May 1, 2023
by Anthony Blair, President of Evangelical Seminary and Professor of Leadership and Historical Studies; David Williams, Kairos Executive Partner; President of Taylor Seminary, and Greg Henson, CEO, Kairos University; President, Sioux Falls Seminary
Those old enough to remember re-runs of the 1960s TV sitcom “Get Smart” will recognize the familiar line of its main character, the bumbling spy Maxwell Smart. After screwing something up yet again, he would almost touch his thumb with his forefinger, with only a small gap remaining, and announce, “Missed it by that much!” The context—a comedy show full of irony—was our clue to understand that he had actually missed it by a wide margin. We might be tempted to say that he’d “missed it by a mile!” That was a common phrase in David’s childhood in Texas. That phrase was used when shooting basketballs, swinging at baseballs, or target shooting at the rifle range. And, just like Smart’s miss was not a mere quarter inch, neither were the misses of David and his friends over 5000 feet astray..

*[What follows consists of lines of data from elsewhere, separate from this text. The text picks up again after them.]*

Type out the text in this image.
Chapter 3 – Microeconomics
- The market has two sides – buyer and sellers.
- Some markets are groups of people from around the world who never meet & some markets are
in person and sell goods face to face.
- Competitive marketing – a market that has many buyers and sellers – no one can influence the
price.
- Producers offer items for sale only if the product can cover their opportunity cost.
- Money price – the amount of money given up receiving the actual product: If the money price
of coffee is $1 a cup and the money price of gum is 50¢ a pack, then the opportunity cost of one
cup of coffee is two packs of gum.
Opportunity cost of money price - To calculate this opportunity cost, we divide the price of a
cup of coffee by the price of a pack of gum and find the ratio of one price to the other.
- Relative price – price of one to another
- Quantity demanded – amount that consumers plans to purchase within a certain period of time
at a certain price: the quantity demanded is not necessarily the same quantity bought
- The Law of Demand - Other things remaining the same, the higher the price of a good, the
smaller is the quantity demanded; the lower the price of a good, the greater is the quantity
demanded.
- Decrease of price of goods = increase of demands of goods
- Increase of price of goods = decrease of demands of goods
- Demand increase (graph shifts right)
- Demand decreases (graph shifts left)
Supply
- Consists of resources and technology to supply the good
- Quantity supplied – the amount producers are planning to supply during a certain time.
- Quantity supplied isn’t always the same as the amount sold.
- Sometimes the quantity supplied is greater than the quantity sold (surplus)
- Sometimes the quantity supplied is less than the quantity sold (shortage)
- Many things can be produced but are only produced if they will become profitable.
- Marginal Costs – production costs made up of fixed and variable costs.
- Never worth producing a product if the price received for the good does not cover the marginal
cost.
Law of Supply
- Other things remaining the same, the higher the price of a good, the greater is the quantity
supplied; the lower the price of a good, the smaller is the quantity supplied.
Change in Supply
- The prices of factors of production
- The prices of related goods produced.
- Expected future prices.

In both cases, the context helps us understand the meaning. We’re big on context at Kairos. We define proficiency of learning outcomes in terms of a student’s cultural and vocational context.
We allow pathways to those outcomes to be informed by our partners in their own contexts. We define standards of excellence contextually as well.

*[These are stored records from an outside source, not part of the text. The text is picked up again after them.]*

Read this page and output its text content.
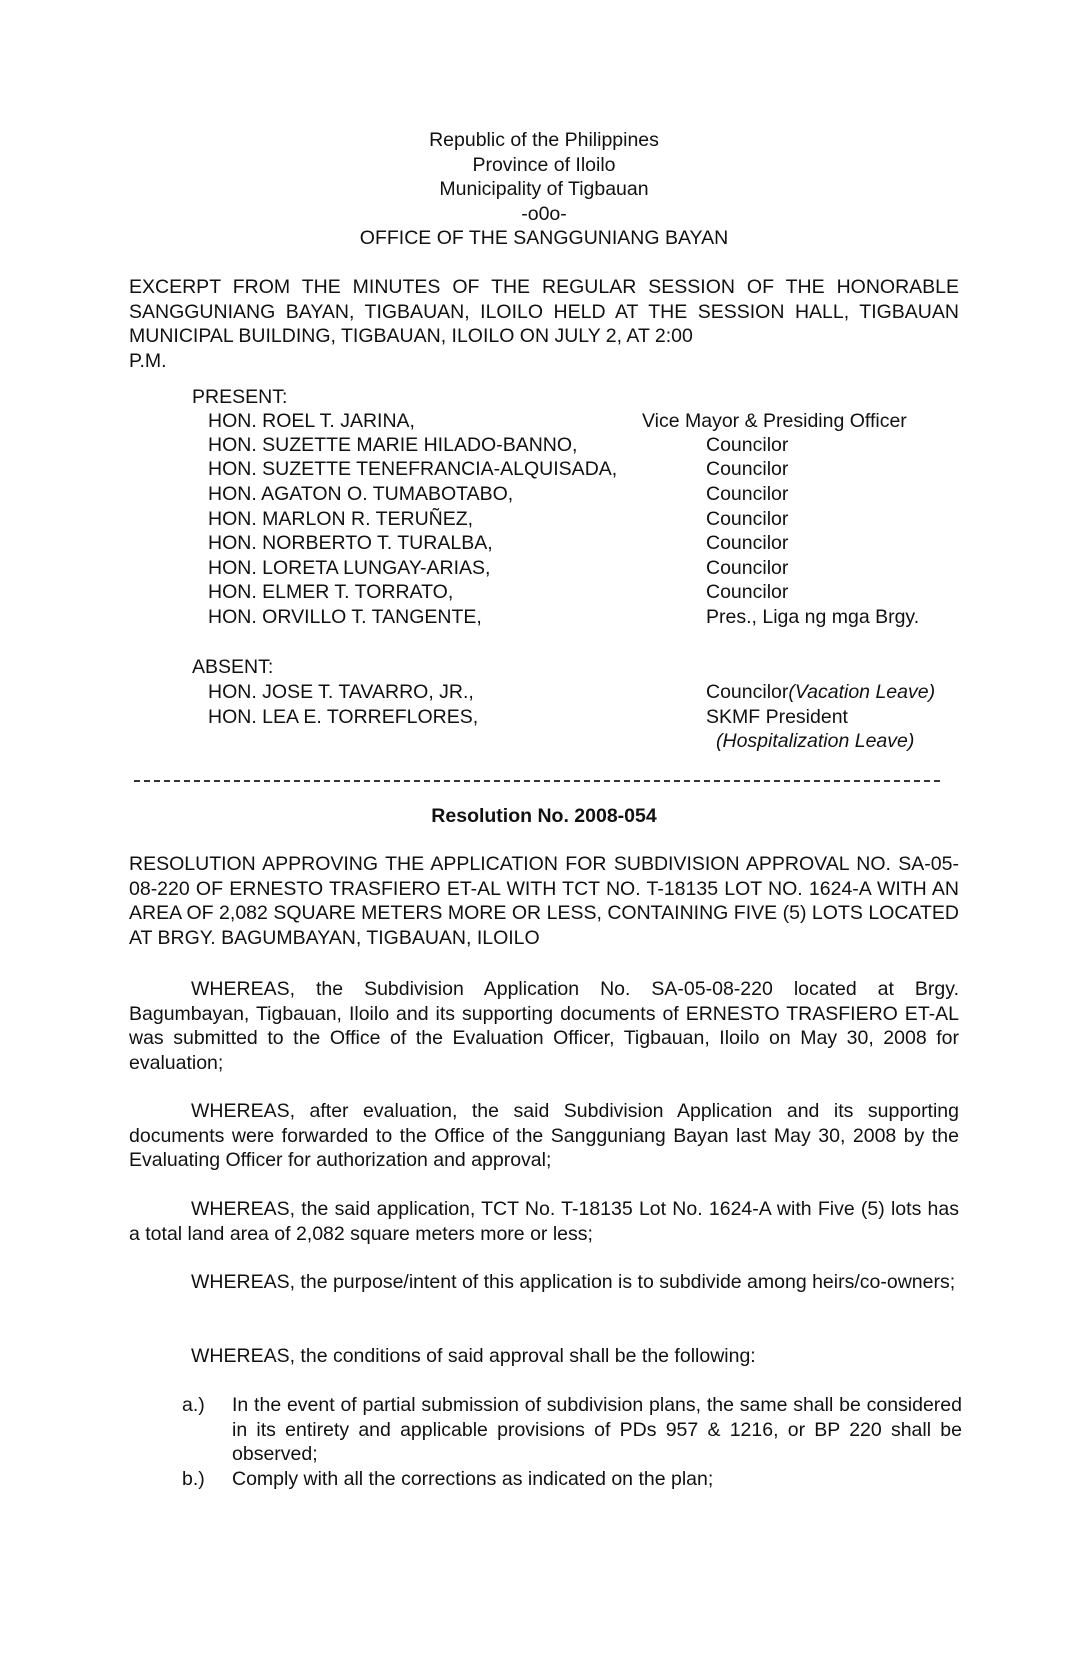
Republic of the Philippines
Province of Iloilo
Municipality of Tigbauan
-o0o-
OFFICE OF THE SANGGUNIANG BAYAN
EXCERPT FROM THE MINUTES OF THE REGULAR SESSION OF THE HONORABLE SANGGUNIANG BAYAN, TIGBAUAN, ILOILO HELD AT THE SESSION HALL, TIGBAUAN MUNICIPAL BUILDING, TIGBAUAN, ILOILO ON JULY 2, AT 2:00
P.M.
PRESENT:
HON. ROEL T. JARINA,	Vice Mayor & Presiding Officer
HON. SUZETTE MARIE HILADO-BANNO,	Councilor
HON. SUZETTE TENEFRANCIA-ALQUISADA,	Councilor
HON. AGATON O. TUMABOTABO,	Councilor
HON. MARLON R. TERUÑEZ,	Councilor
HON. NORBERTO T. TURALBA,	Councilor
HON. LORETA LUNGAY-ARIAS,	Councilor
HON. ELMER T. TORRATO,	Councilor
HON. ORVILLO T. TANGENTE,	Pres., Liga ng mga Brgy.
ABSENT:
HON. JOSE T. TAVARRO, JR.,	Councilor(Vacation Leave)
HON. LEA E. TORREFLORES,	SKMF President
(Hospitalization Leave)
Resolution No. 2008-054
RESOLUTION APPROVING THE APPLICATION FOR SUBDIVISION APPROVAL NO. SA-05-08-220 OF ERNESTO TRASFIERO ET-AL WITH TCT NO. T-18135 LOT NO. 1624-A WITH AN AREA OF 2,082 SQUARE METERS MORE OR LESS, CONTAINING FIVE (5) LOTS LOCATED AT BRGY. BAGUMBAYAN, TIGBAUAN, ILOILO
WHEREAS, the Subdivision Application No. SA-05-08-220 located at Brgy. Bagumbayan, Tigbauan, Iloilo and its supporting documents of ERNESTO TRASFIERO ET-AL was submitted to the Office of the Evaluation Officer, Tigbauan, Iloilo on May 30, 2008 for evaluation;
WHEREAS, after evaluation, the said Subdivision Application and its supporting documents were forwarded to the Office of the Sangguniang Bayan last May 30, 2008 by the Evaluating Officer for authorization and approval;
WHEREAS, the said application, TCT No. T-18135 Lot No. 1624-A with Five (5) lots has a total land area of 2,082 square meters more or less;
WHEREAS, the purpose/intent of this application is to subdivide among heirs/co-owners;
WHEREAS, the conditions of said approval shall be the following:
a.) In the event of partial submission of subdivision plans, the same shall be considered in its entirety and applicable provisions of PDs 957 & 1216, or BP 220 shall be observed;
b.) Comply with all the corrections as indicated on the plan;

If our immediate reaction is to feel a bit of skepticism about that, we may want to notice that Jesus did this too! The Pharisees had constructed a complex series of rules in order to protect the people from inadvertently breaking the Old Testament law, much like a farmer might build a fence around a ditch in his field to keep the cows from falling in. A number of those rules involved what could or could not be done on the Sabbath. One could do nothing that looked or felt like work, for instance, in order to appropriate “honor the Sabbath and keep it holy.” That was their standard of excellence.
But if a cow were to fall into one of those ditches in the field on the Sabbath, what should a farmer do? Allow the cow to remain there all day, in pain, perhaps dying as a result? Or rescue it? Jesus’ answer was simple and powerful: Save the cow! Poor people need their cows. The Sabbath was made to be a gift to them, not to further harm them. In fact, for Jesus, it was a wonderful day to heal them! And so he did.

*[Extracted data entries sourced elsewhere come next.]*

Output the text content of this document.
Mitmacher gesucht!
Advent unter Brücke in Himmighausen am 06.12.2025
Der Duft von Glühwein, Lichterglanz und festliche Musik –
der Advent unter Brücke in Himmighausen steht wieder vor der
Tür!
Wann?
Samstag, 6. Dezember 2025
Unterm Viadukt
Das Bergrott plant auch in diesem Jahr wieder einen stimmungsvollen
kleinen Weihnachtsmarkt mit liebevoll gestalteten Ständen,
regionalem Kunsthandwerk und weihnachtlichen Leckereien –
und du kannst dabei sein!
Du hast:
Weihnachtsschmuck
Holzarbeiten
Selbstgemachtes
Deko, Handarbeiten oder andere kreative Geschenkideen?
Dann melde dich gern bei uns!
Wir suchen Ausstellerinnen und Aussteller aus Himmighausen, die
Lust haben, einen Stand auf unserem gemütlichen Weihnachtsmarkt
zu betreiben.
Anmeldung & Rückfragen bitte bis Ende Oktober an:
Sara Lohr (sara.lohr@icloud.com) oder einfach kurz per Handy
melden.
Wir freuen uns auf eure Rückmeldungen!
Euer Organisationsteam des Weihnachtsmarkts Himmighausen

He was not dishonoring the Sabbath by doing so, as the Pharisees charged. He was not disagreeing with the commandment or his Father in heaven. He was simply illustrating that the “standard of quality” for honoring the Sabbath was different when your cow is stuck than when it’s safely in the stable, when your mother is sick than when she’s dancing around the room. Context mattered to him. It still does.
And it matters to us too. For a baseball pitcher to miss something by a mile reveals pretty poor quality; for a spacecraft landing on Mars, it’s remarkable precision. A kindergartner writing a story in complete sentences would be a celebrated achievement; a professional novelist, though, would be expected to do that as the bare minimum of his or her craft. The first sermon Tony preached was, by his current standards, a horrific jumble of incoherent thoughts and poor theology; by the standards of his country church and his age (15), the listeners deemed it a decent start toward a career in ministry.
Every judgment we make is a contextual judgment. Every standard we use presupposes some context for it to be meaningful. Missiologists have been trying to bring this truth to our attention for decades. Anthropologists have been challenging for centuries now many of our lifestyle assumptions by their observations of people in other cultural contexts who, often with great creativity and persistence, find other, even better ways to do things that we take for granted. We are not the standard.
Thus, Kairos is much like one of those strange foreign communities to the metaphorical anthropologists who observe us doing things differently than the way learning has often been done in the West. As noted earlier, one of our distinctives is our bold, delighted use of context in how we define and evaluate learning. While we use a master assessment rubric across programs, degrees, and continents, the standards by which we assess the proficiency of our students must be informed by the context of the student. Excellent leadership for a pastor in Pakistan who fears for the lives of his congregation members is drastically different from a megachurch pastor in California or a house church leader in urban Houston. And so it should!
That’s why Kairos is more than just an institution of higher learning. We’re sometimes closer in spirit to a global missions movement. The journey of discipleship looks distinctively different across this “community of communities” even though we agree together to consistently, passionately trust in one body, one Spirit, one hope, one Lord, one faith, one baptism, one God, one Father, who is above all, through all, and in us all. The Spirit defines the excellence we seek in all our contexts. All of them.